Blood dialysis, to filter toxic elements
“This article provides evidence that the use of technologies commonly used in medical practice, such as plasmapheresis or blood dialysis, could filter the blood of patients with Alzheimer’s disease, and thus reduce the accumulation of toxic substances. in the brain”said Claudio Soto, a professor in the Department of Neurology at McGovern Medical School at UTHealth Houston.

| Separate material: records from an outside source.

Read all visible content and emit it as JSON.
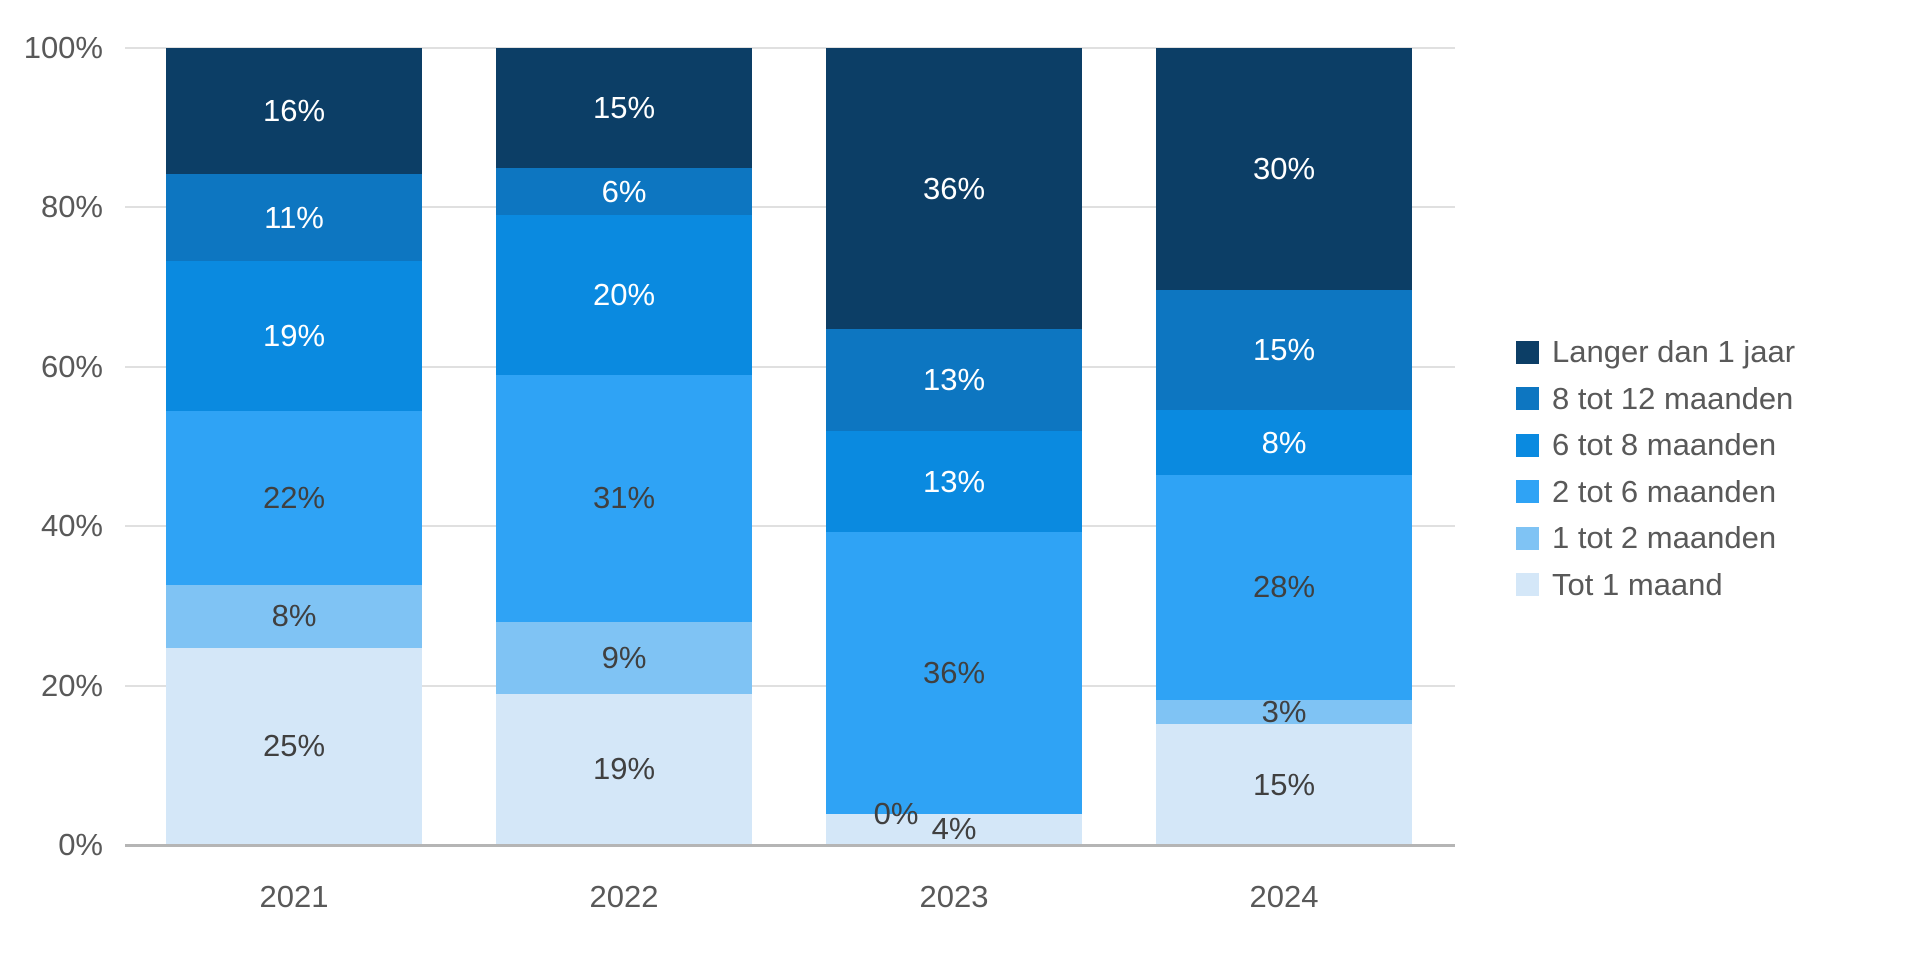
{
  "chart_data": {
    "type": "bar",
    "variant": "stacked-100-percent",
    "title": "",
    "categories": [
      "2021",
      "2022",
      "2023",
      "2024"
    ],
    "series": [
      {
        "name": "Tot 1 maand",
        "color": "#D4E7F8",
        "label_color": "#404040",
        "values": [
          25,
          19,
          4,
          15
        ]
      },
      {
        "name": "1 tot 2 maanden",
        "color": "#7FC3F4",
        "label_color": "#404040",
        "values": [
          8,
          9,
          0,
          3
        ]
      },
      {
        "name": "2 tot 6 maanden",
        "color": "#2FA3F5",
        "label_color": "#404040",
        "values": [
          22,
          31,
          36,
          28
        ]
      },
      {
        "name": "6 tot 8 maanden",
        "color": "#0A8AE0",
        "label_color": "#FFFFFF",
        "values": [
          19,
          20,
          13,
          8
        ]
      },
      {
        "name": "8 tot 12 maanden",
        "color": "#0D76C1",
        "label_color": "#FFFFFF",
        "values": [
          11,
          6,
          13,
          15
        ]
      },
      {
        "name": "Langer dan 1 jaar",
        "color": "#0C3E66",
        "label_color": "#FFFFFF",
        "values": [
          16,
          15,
          36,
          30
        ]
      }
    ],
    "data_label_suffix": "%",
    "y_axis": {
      "min": 0,
      "max": 100,
      "grid": true,
      "ticks": [
        {
          "label": "0%",
          "value": 0
        },
        {
          "label": "20%",
          "value": 20
        },
        {
          "label": "40%",
          "value": 40
        },
        {
          "label": "60%",
          "value": 60
        },
        {
          "label": "80%",
          "value": 80
        },
        {
          "label": "100%",
          "value": 100
        }
      ]
    },
    "x_axis": {
      "tick_labels": [
        "2021",
        "2022",
        "2023",
        "2024"
      ]
    },
    "legend": {
      "position": "right",
      "entries": [
        "Langer dan 1 jaar",
        "8 tot 12 maanden",
        "6 tot 8 maanden",
        "2 tot 6 maanden",
        "1 tot 2 maanden",
        "Tot 1 maand"
      ]
    }
  },
  "styles": {
    "background": "#FFFFFF",
    "grid_color": "#E0E0E0",
    "axis_line_color": "#B5B5B5",
    "axis_text_color": "#595959",
    "legend_text_color": "#595959"
  }
}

“This approach has the advantage of demonstrating that the disease can be treated in the circulation rather than in the brain.” he continues. The aggregation and accumulation of beta-amyloid proteins in the brain indeed play a central role in Alzheimer’s disease.
After multiple blood transfusions, the researchers also concluded that the development of cerebral amyloid plaques in a transgenic mouse model of Alzheimer’s disease was reduced by 40% to 80%
A study that suggests possibilities
For Dr. Christophe De Jaeger, a geriatrician and French researcher specializing in the aging of the human body, this publication is very interesting in several respects because it combines several techniques and hypotheses that have been studied for a long time: plasmapheresis which makes it possible to filter and clean the blood toxic elements accumulated with age as well as the administration of GDF11, a growth factor (present in the blood of a mouse or a younger specimen) which would act directly on the diseased brain and cure it by crossing the blood-brain barrier.
Continuing in this blood pathway undoubtedly promises a much brighter future for Alzheimer’s patients.